The Scheme reserves the right not to pay for procedures performed by non-recognised providers (where applicable).

Certain procedures may be associated with a significant learning curve and/or are not taught routinely at local universities and/or require special training and experience, including that aimed at maintenance of expertise, and/or need access to certain infrastructure for quality outcomes. Where such procedures have been identified by the Scheme’s managed care provider, recognised providers are those who have been acknowledged by meeting minimum training and practice criteria for the safe and effective performance of such procedures. Recognition occurs as a result of a formal application process by interested providers and adjudication of relevant information against competency guidelines by the managed care provider and/or appointed credentialing body.
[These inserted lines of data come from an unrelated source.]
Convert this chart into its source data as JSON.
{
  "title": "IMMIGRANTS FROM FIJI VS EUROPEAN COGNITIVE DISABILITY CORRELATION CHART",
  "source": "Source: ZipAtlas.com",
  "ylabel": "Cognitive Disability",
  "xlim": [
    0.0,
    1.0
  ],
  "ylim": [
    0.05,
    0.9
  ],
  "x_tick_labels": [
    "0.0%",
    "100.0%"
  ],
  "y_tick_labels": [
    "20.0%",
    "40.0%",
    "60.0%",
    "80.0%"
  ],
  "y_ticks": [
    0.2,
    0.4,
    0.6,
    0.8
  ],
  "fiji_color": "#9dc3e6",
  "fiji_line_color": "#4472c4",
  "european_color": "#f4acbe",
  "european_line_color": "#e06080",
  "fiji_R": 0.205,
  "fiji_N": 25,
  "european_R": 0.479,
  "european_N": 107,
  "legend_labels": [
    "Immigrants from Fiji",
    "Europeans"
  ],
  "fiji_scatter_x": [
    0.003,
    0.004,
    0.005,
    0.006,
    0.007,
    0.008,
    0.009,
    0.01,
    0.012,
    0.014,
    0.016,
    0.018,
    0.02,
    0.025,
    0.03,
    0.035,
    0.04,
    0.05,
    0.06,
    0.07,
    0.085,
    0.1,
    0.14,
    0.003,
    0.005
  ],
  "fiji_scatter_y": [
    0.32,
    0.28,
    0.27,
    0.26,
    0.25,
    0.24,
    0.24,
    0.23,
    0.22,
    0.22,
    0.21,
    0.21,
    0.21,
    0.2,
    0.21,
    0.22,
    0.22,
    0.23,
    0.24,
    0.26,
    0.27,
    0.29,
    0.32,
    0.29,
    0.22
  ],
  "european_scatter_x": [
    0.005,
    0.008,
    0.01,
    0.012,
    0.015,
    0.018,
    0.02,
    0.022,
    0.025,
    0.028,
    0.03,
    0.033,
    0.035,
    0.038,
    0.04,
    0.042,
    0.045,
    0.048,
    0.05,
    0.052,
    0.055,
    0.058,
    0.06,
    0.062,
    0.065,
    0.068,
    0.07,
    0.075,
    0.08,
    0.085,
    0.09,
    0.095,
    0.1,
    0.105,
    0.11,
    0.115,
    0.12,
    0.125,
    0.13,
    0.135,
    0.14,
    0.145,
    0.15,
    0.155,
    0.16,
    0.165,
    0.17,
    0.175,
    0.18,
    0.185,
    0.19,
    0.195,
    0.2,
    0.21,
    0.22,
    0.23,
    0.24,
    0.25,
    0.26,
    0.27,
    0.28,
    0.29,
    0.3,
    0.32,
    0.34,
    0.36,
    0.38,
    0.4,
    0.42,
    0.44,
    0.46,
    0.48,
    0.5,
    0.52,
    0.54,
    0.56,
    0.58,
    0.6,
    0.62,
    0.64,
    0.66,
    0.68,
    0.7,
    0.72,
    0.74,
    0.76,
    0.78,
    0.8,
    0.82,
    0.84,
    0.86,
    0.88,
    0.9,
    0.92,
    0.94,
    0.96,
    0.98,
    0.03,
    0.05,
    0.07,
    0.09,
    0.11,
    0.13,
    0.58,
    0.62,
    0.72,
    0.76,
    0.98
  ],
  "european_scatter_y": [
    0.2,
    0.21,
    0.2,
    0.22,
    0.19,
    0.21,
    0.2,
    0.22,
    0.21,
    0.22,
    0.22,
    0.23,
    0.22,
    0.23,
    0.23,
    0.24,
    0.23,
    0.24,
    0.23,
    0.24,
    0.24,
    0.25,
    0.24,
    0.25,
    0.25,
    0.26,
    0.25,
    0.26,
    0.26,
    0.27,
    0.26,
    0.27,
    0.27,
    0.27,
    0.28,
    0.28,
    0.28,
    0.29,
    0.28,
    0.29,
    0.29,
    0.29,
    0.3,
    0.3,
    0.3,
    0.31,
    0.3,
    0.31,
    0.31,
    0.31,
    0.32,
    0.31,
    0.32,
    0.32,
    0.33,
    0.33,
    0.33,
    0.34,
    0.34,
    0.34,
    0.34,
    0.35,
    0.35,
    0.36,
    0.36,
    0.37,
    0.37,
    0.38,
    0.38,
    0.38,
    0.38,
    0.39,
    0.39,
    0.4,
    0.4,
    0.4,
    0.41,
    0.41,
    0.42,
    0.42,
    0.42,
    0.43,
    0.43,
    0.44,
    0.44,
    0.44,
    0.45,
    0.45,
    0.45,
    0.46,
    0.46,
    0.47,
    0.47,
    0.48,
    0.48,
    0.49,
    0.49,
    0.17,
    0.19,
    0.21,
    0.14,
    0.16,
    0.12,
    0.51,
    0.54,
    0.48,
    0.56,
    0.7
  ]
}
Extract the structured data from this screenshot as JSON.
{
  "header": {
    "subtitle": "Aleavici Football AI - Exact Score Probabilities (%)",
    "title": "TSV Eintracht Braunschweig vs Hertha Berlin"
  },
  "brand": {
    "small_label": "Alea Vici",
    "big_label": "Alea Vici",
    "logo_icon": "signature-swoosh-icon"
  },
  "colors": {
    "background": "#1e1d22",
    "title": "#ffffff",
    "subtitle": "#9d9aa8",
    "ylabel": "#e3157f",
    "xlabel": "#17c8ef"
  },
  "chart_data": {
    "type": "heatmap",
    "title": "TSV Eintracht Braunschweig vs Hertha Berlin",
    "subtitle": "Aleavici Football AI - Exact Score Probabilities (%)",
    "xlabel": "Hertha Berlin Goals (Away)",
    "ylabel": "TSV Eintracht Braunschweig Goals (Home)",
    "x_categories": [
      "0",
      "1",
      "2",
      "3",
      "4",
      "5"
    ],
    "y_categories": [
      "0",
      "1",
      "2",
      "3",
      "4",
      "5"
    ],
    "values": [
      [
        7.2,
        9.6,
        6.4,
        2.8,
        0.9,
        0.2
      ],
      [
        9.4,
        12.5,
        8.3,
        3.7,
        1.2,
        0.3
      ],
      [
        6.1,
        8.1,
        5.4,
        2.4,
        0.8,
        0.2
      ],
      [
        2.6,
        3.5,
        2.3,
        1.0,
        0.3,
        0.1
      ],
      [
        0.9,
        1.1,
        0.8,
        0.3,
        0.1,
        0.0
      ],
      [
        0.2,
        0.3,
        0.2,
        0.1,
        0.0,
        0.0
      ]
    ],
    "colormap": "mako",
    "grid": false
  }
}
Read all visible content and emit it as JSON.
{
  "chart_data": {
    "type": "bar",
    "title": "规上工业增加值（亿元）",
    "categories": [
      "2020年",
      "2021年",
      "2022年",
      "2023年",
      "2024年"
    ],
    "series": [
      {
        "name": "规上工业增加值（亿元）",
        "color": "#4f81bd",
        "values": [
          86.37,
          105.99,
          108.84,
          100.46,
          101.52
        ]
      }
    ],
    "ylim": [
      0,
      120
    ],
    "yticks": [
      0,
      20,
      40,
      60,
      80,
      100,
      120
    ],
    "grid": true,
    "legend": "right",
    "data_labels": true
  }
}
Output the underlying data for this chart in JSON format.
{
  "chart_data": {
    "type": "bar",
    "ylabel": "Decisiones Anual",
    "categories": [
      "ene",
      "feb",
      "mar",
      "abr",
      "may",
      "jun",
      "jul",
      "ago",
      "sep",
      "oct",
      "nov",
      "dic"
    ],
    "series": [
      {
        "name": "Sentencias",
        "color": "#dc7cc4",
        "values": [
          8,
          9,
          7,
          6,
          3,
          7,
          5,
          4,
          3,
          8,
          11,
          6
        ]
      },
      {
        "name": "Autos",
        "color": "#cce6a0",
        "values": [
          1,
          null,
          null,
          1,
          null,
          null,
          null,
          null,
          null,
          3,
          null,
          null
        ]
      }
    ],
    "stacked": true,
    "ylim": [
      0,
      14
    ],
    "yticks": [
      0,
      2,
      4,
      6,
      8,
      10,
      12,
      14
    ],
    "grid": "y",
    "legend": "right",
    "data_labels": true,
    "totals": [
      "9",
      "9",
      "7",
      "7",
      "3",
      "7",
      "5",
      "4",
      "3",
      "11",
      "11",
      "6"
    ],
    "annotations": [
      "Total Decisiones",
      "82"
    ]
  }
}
Criteria for formal recognition are informed by clinical evidence, clinical guidelines and/or expert opinion.

The Scheme (or contracted managed care company on behalf of the Scheme) may from time to time contract with credential specific provider groups (networks) or centres of excellence as determined by the Scheme in order to encourage high-quality, cost effective and appropriate care. The Scheme reserves the right not to fund or partially fund services acquired outside of these networks, provided reasonable steps are taken by the Scheme to ensure access to the network.